One saying is going to be important to remember over the next few months.  Just because the banks can, doesn't mean they will.  That is to say, just because the banks can lend as much as they like on a property, it seems unlikely that they will open the floodgates.  The rest of 2020 is going to be bumpy, economically speaking.  Businesses may have to close, properties may have to be sold quickly to cover lost income.

This year will not be the time to turn up with outside-of-the-box properties.  The banks are going to want high-quality securities (properties) backed by high-quality income earners.  Some examples of outside-of-the-box properties to stay away from are:

  • small apartments (less than 40-50sqm)
  • leaky or monoclad homes
  • leasehold properties
  • unconsented properties
  • uninsulated homes (don't meet housing standards)

These properties will be coming onto the market as people try to get some cash together but banks are going to be even more negative about them than ever before.

What about newly built houses? They weren't affected by high LVR restrictions before this.

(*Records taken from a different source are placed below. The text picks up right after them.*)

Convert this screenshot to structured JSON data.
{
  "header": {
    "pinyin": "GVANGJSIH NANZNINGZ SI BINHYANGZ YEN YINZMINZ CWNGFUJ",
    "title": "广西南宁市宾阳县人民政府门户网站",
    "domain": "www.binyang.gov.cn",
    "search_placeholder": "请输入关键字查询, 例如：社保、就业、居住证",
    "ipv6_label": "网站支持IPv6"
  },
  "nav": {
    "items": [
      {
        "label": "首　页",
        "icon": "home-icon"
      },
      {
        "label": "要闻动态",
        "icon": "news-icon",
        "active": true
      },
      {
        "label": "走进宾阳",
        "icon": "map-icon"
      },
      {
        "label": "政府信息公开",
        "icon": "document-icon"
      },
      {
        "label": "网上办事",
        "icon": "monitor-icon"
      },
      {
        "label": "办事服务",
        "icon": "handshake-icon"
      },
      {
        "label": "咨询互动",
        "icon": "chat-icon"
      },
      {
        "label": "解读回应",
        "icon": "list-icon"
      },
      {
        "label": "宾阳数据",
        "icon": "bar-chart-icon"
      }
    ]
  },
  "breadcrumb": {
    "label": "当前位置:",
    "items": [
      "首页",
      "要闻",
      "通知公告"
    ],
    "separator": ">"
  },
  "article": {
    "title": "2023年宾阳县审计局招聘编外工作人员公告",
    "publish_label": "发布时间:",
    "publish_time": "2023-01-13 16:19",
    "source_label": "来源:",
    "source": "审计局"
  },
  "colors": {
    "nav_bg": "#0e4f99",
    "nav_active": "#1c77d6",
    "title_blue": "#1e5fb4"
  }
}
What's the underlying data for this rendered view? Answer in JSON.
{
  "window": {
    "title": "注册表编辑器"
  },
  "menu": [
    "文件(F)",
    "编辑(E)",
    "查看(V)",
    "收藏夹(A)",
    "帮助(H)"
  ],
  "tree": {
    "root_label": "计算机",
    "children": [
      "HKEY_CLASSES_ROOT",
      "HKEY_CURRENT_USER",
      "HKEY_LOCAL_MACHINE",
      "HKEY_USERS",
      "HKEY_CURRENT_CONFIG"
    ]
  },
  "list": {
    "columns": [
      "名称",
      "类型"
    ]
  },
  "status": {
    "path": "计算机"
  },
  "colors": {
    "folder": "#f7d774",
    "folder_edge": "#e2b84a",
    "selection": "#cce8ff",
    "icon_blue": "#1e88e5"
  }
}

The LVR funding restrictions didn't apply to newly built homes.  This is because the Reserve Bank wanted to encourage these houses to be developed and wanted Kiwis to be living in high quality homes.  So what happens now for newly built homes?

Well, the fact still remains that new houses are higher-quality, warmer and traditionally have more equity in them than existing properties.  It's going to be just as easy to finance existing homes but the huge benefits that come from buying a new home shouldn't be overlooked.

Will Low Equity Fees and Low Equity Margins disappear for high LVR buyers?

Currently a mortgage of 80% (high LVR) or more attracts either a one-off fee at the time of settlement or additional interest on your mortgage.  The likelihood of these disappearing is very low.  As discussed above, banks take a huge risk on high-LVR mortgages and this needs to be compensated for.  Don't expect Interest Only restrictions to be removed for the same reason.  Despite popular myths, banks actually want you to pay down your mortgage so they can lend that money out to another person and spread their risk.


The removal of LVR funding restrictions is great news for high-quality first home buyers and gives them more choice of banks.  In time, investment property buyers will benefit too although it would be surprising to see this immediately.  Applicants will still need to have good and, importantly, provably stable income.  The property that they are buying will need to be high-quality.

The LVR restrictions will be reviewed in 12 months (April/May 2021).